If we can't predict when, but we're certain of the outcome, it only makes sense to prepare now. - Agree with a caveat in my response.
Stablecoins are, essentially, the CBDC everyone saw and objected to a few years ago. The main differences here are
1) They're issued by Treasury and not by Fed
Also
2) They're backed by UST bills, not notes. Stablecoin adoption supercharges foreign purchases of treasuries injecting huge amounts of foreign capital into the US. It's the anti-dedollarization.
3) They're completely controlled by the US
4) They take SWIFT (Euro Dollar market, for the most part) out of play
5) They actually could upend the entire banking system. Right now banks play intermediary between the Fed and the people to increase or decrease money supply, interest rates etc. Stablecoins can do that without any part of the banking system. It's a direct connection between the user and the US Treasury.
6) Globally, people want to be paid in USD rather than their own local currency. They want to hold their cash in USD rather than their own local currency. The vast, vast majority of global commerce is done in USD.
USD has a, lessening, stranglehold on global commerce. Stablecoins could be like an Extremis injection to USD control. There is a scenario in which every strength of the USD is multiplied to a degree that it can't be competed against (until such a time it explodes...I'm borrowing from Iron Man 3 FYI)
Ultimately, the mathematical certainty remains but timing becomes more cloudly. I think Stablecoins push dedollarization out decades. I think it would be folly to assume the US has reached this level of global monetary dominance without having some tools left to deploy.
Now the caveat. Preparation is prudent. I think the mistake someone could make is to prepare to such a degree that they miss a lot of potential upside in the mean time. Think of it this way, Dave just landed for an 2 week vacation with his family. Everyone but Dave heads out to the destination and enjoys themselves. Dave, on the other hand, the prudent planner, stays in the airport and heads over to his departure gate. He knows the plane home is taking off from there and doesn't want to miss it so why take the chance of leaving the airport?
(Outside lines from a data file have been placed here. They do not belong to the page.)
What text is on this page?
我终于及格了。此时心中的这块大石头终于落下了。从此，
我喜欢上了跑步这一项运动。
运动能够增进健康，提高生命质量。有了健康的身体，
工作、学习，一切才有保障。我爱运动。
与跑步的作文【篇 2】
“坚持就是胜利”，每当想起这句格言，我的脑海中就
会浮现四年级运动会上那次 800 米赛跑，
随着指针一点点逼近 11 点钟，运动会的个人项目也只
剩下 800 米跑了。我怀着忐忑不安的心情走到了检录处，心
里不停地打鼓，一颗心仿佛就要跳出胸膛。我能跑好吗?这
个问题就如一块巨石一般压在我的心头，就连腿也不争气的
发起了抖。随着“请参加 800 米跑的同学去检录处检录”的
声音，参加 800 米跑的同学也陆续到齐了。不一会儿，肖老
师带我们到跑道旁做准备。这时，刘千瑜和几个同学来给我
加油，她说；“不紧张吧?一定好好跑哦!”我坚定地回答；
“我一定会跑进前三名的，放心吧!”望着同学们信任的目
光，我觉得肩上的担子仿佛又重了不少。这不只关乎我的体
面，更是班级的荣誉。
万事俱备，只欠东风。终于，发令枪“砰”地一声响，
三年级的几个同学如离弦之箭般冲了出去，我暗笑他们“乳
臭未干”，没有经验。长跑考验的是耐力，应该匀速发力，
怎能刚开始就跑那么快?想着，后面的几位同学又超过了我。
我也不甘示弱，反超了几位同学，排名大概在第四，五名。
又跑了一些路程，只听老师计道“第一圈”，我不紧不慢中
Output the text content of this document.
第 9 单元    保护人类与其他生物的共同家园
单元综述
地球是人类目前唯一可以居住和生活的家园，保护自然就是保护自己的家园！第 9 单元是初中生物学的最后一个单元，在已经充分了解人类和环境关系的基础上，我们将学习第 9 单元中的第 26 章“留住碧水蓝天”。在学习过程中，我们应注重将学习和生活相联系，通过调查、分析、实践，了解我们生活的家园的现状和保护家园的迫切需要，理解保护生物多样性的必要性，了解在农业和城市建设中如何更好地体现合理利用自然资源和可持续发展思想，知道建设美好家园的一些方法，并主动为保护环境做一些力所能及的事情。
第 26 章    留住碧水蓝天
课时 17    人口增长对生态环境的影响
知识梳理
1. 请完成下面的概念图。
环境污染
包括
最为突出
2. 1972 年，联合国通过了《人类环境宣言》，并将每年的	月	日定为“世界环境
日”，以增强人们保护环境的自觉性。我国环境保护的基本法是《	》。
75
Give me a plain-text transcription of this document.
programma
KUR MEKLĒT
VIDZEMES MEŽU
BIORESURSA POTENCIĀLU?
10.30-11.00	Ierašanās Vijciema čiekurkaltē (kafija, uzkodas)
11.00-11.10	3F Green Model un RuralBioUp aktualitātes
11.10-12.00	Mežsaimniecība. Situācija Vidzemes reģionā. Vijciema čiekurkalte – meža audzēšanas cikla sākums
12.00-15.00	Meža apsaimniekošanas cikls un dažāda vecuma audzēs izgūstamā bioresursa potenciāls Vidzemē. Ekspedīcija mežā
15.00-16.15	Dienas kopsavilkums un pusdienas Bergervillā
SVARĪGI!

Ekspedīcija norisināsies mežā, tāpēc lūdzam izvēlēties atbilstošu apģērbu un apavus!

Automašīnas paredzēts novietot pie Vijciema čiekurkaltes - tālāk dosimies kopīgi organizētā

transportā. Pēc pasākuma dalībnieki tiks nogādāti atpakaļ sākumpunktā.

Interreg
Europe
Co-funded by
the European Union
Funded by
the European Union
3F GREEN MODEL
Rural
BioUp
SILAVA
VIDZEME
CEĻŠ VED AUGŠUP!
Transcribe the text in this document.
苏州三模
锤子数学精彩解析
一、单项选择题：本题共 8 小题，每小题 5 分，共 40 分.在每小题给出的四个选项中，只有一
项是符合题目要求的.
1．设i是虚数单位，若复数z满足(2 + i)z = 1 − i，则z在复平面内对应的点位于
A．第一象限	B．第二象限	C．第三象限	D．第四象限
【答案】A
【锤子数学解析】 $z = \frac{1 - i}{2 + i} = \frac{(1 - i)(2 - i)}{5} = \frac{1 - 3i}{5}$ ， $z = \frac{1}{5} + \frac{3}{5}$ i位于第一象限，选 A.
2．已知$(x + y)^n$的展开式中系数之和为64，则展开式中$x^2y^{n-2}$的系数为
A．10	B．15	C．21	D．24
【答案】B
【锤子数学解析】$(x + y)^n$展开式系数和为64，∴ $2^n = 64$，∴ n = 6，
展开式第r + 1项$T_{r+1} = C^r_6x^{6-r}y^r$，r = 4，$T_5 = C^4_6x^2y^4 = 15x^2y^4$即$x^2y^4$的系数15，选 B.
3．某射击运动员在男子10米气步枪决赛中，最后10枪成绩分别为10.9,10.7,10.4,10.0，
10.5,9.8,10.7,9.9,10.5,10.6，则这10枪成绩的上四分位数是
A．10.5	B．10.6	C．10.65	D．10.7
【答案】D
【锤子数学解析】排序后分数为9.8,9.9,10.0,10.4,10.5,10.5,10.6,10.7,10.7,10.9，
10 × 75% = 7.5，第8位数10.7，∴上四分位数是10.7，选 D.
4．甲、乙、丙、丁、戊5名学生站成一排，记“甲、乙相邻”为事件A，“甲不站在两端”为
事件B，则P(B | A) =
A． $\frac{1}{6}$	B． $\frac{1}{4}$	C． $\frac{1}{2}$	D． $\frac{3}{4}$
I get the example has a very concrete defined timeline for the departing aircraft and the collapse of USD is undefined which is where the analogy falls apart. I think if you prepare for something like it's imminent and fail to use resources for any other alternative, you'll miss something. The correct behavior is not to just prepare, but to prepare to such a degree that it considers the reality of multiple outcomes being in the distribution - particularly when incoming data lean more towards those alternatives than the certainty in the near term.